Xochicalco (Nahuatl pronunciation: [ʃot͡ʃiˈkaɬko] (listen)) is a pre-Columbian archaeological site in Miacatlán Municipality in the western part of the Mexican state of Morelos. The name Xochicalco may be translated from Nahuatl as "in the house of Flowers". The site is located 38 km southwest of Cuernavaca, about 76 miles by road from Mexico City. The site is open to visitors all week, from 10 am to 5 pm, although access to the observatory is only allowed after noon. The apogee of Xochicalco came after the fall of Teotihuacan and it has been speculated that Xochicalco may have played a part in the fall of the Teotihuacan empire.
The main ceremonial center is atop an artificially leveled hill, with remains of residential structures, mostly unexcavated, on long terraces covering the slopes. The site was first occupied by 200 BC, but did not develop into an urban center until the Epiclassic period (AD 700 – 900). Nearly all the standing architecture at the site was built at this time. At its peak, the city may have had a population of up to 20,000 people.
Of special interest are sculptured reliefs on the sides of some buildings.

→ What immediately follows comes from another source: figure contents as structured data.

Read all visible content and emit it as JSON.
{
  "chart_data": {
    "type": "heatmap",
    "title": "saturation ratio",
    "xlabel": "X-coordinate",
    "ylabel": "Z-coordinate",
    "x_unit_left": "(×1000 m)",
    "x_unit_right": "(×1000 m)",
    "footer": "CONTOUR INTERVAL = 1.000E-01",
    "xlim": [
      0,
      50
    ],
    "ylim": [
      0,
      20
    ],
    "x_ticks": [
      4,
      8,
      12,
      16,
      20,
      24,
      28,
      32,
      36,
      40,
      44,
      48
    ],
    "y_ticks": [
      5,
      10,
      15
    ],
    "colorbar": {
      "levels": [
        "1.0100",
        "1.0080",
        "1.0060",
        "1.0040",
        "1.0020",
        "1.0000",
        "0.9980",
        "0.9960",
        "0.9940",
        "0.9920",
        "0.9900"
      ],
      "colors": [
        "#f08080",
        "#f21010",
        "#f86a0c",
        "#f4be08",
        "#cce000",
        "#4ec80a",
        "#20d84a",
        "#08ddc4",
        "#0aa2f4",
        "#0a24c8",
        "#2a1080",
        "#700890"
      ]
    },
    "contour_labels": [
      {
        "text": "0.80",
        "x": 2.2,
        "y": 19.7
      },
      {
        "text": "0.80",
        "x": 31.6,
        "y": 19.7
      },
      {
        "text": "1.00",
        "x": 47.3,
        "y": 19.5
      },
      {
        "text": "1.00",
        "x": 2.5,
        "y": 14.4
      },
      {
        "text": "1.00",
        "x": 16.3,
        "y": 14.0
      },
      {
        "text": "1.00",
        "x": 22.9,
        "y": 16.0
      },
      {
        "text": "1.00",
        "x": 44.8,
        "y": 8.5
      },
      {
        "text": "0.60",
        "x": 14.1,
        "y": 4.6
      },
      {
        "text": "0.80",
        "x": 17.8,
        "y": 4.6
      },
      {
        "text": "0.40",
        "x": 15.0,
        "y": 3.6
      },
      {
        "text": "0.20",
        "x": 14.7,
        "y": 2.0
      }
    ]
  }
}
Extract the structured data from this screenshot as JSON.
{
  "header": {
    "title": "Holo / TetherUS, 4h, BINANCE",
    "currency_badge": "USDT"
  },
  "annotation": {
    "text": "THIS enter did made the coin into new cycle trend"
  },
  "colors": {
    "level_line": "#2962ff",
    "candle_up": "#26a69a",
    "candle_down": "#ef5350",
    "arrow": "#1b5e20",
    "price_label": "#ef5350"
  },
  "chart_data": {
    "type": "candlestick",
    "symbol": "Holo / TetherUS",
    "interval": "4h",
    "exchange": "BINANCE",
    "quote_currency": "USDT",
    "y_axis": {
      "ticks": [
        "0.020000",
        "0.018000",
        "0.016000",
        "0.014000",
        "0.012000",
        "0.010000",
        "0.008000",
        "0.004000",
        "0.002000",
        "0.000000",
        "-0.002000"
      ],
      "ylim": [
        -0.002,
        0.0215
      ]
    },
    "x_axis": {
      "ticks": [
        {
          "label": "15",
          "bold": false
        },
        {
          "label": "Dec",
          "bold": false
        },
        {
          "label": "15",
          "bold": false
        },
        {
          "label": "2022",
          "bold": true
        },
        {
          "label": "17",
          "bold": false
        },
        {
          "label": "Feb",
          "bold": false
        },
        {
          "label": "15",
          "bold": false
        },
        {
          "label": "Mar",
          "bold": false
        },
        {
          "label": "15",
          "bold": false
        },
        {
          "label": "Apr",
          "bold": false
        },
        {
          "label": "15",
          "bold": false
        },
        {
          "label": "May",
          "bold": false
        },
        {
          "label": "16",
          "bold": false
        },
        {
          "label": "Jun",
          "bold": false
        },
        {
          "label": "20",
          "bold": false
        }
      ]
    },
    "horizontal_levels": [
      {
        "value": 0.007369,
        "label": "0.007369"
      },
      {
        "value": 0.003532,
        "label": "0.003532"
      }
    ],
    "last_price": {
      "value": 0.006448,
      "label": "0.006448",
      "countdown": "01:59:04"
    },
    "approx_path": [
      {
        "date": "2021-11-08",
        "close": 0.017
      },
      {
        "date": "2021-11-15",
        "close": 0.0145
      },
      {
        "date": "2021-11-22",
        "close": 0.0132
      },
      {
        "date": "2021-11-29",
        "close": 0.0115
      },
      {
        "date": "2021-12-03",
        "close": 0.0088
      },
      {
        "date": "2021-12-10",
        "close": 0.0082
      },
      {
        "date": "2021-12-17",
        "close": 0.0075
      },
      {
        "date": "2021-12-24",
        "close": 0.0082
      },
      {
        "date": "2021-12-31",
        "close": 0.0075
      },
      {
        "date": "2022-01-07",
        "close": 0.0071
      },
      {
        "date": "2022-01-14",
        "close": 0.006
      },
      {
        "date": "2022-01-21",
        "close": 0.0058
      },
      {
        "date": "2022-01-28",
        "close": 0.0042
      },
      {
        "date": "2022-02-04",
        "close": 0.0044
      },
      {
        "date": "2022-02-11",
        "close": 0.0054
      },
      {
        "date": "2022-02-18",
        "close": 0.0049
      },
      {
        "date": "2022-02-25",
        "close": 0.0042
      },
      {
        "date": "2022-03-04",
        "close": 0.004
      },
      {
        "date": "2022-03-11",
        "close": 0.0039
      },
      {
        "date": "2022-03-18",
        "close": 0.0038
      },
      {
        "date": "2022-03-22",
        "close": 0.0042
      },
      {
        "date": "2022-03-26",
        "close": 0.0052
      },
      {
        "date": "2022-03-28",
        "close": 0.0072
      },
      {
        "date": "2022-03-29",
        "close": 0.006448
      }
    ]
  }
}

The Temple of the Feathered Serpent has fine stylized depictions of that deity in a style which includes apparent influences of Teotihuacan and Maya art. The high taluds of the pyramid bear relief carvings that depict towns that paid tribute to Xochicalco as well as several seated figures that look Mayan. It has been speculated that Xochicalco may have had a community of artists from other parts of Mesoamerica.
Other monuments at the site include several other step-pyramid temples, palaces, three ballcourts, sweat-baths, an unusual row of circular altars, and a cave with steps carved down into it. The site also has some free-standing sculptured stelae; others were removed from their original location and are now on display in the INAH museum in Mexico City and at the site museum.